O mais impressionante sobre esse roteiro é que grande parte dele foi promovida por pessoas que durante muito tempo não mostraram um mínimo de preocupação acerca da verdadeira preparação de meninas da classe trabalhadora branca por gangues paquistanesas no norte da Inglaterra. Embora a parlamentar trabalhista Diane Abbott tenha revelado até que ponto a podridão moral da esquerda chegou ao comparar Shamima às vítimas de aliciamento em Rotherham — caso em que um chefe de polícia da cidade foi obrigado a renunciar após um escândalo sexual envolvendo 1,4 mil crianças. Shamima fugiu para se juntar a um culto islâmico fanático que estava decapitando cristãos e crucificando homossexuais, enquanto as meninas de Rotherham não fizeram nada de errado, o que não pareceu importar para Abbott ou qualquer um dos outros determinados a descrevê-la como vítima.

Apenas “uma adolescente normal que pisou na bola”?

x

Em outros fóruns de discussão, comentaristas insistiram que Shamima deveria receber um julgamento justo — tudo bem, mas esses eram frequentemente os mesmos que riram diante de conceitos como presunção de inocência e processo adequado quando se tratava de celebridades masculinas acusadas de agressão sexual durante o pânico moral do #MeToo.

A colunista do The Times Caitlin Moran descreveu Shamima como uma adolescente bastante normal que havia “pisado enormemente na bola”. Alguém deveria dizer a Moran que os adolescentes normalmente pisam na bola com drogas ou brigando, não viajando 5 mil quilômetros para se juntar a terroristas que atravessam o deserto em caminhões carregados com cabeças de “infiéis”. A comentarista de esquerda Ash Sarkar chegou a dizer que sentia vontade de chorar por Shamima — não se sabe se ela se sentiu tocada pela situação das mulheres iazidis massacradas ou escravizadas pelo movimento de Shamima.

A bizarra simpatia por Shamima na classe média britânica confirmou exatamente o impacto da política de identidade na bússola moral de muitas pessoas. Elas teriam escrito colunas lacrimejantes se um jovem homem branco britânico tivesse fugido para se juntar a um movimento neofascista que massacrava milhares e milhares de pessoas de raças e grupos “malvados”? Claro que não.
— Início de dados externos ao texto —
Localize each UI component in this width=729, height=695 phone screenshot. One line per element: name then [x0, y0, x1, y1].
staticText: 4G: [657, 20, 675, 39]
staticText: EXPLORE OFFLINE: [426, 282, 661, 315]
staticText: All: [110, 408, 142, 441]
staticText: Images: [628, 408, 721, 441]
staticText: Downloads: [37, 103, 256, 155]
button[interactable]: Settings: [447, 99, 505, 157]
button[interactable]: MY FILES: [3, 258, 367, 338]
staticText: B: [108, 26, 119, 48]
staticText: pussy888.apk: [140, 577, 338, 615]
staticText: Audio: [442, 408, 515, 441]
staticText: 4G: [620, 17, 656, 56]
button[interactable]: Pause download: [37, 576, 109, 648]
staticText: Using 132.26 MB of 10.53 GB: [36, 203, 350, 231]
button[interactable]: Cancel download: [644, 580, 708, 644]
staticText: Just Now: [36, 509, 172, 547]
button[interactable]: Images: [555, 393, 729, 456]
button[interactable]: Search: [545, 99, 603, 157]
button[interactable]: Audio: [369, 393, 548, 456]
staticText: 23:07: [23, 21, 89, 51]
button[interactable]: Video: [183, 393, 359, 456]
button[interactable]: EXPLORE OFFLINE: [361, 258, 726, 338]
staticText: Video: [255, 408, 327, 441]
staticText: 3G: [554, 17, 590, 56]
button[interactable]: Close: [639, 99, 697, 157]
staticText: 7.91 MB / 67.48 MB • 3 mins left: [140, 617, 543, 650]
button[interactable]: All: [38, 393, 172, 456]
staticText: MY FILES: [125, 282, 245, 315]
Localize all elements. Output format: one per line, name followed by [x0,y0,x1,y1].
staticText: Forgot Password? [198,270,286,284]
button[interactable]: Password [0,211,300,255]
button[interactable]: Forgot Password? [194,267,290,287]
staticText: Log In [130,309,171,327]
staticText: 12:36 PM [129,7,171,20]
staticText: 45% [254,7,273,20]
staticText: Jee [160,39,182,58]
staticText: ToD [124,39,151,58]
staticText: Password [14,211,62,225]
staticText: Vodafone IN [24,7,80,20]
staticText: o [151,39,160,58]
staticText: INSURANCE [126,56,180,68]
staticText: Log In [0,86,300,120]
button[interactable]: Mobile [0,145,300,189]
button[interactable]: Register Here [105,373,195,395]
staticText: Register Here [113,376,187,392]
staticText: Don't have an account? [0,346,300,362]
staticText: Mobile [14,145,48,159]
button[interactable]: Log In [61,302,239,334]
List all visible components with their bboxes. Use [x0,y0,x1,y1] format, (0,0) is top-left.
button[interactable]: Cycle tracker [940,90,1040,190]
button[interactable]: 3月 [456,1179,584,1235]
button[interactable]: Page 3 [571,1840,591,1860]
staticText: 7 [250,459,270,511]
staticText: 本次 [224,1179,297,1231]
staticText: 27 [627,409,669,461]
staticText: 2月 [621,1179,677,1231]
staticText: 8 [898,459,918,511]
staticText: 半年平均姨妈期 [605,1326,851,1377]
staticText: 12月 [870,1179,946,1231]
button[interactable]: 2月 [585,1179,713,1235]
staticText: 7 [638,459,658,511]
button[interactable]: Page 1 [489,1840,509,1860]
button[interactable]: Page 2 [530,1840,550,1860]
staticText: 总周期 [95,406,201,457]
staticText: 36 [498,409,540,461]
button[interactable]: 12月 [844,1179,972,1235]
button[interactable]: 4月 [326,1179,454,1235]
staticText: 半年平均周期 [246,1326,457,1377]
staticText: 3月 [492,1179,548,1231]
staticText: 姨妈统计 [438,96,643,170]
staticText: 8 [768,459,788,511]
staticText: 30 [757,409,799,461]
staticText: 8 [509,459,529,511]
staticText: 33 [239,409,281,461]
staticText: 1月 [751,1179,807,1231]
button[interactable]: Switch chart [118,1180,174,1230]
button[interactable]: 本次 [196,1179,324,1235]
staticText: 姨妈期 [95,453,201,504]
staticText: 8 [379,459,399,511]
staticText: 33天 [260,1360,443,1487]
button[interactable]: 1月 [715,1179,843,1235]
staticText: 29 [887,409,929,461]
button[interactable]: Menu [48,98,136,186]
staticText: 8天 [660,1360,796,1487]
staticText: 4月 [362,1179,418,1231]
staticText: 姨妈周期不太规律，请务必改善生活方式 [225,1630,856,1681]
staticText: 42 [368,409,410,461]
Mas, como Shamima é muçulmana — e, portanto, oprimida —, ela deve ser defendida, ser digna de pena e choro. O identitarismo cegou as pessoas a questões morais e filosóficas mais profundas e as deixou capazes apenas de repetir o mesmo texto para grupos oprimidos, “vítimas das hierarquias”, e assim por diante.

A simpatia por Shamima também minimizou a gravidade do que ela fez. O crime dela não era “normal”. Ela cometeu traição e não devemos ter medo de dizer isso. Não é roubo, assalto nem mesmo assassinato — é de uma ordem maior. A maioria dos crimes é contra o indivíduo; o dela foi contra a nação. Se Shamima está voltando, vamos começar já a recolher as provas contra ela.

Foi relatado que ela era parte da polícia moral do Estado Islâmico e que ajudou homens-bomba suicidas. Vamos investigar. Vamos entrevistar mulheres iazidis, combatentes curdos, residentes de Raqqa e apresentar um caso do povo britânico contra Shamima Begum. Precisamos deixar claro que levamos a traição muito a sério e não toleraremos a repressão grotesca e o assassinato de povos no exterior, do tipo horrível levado a efeito pelo movimento pelo qual Shamima fugiu para se juntar.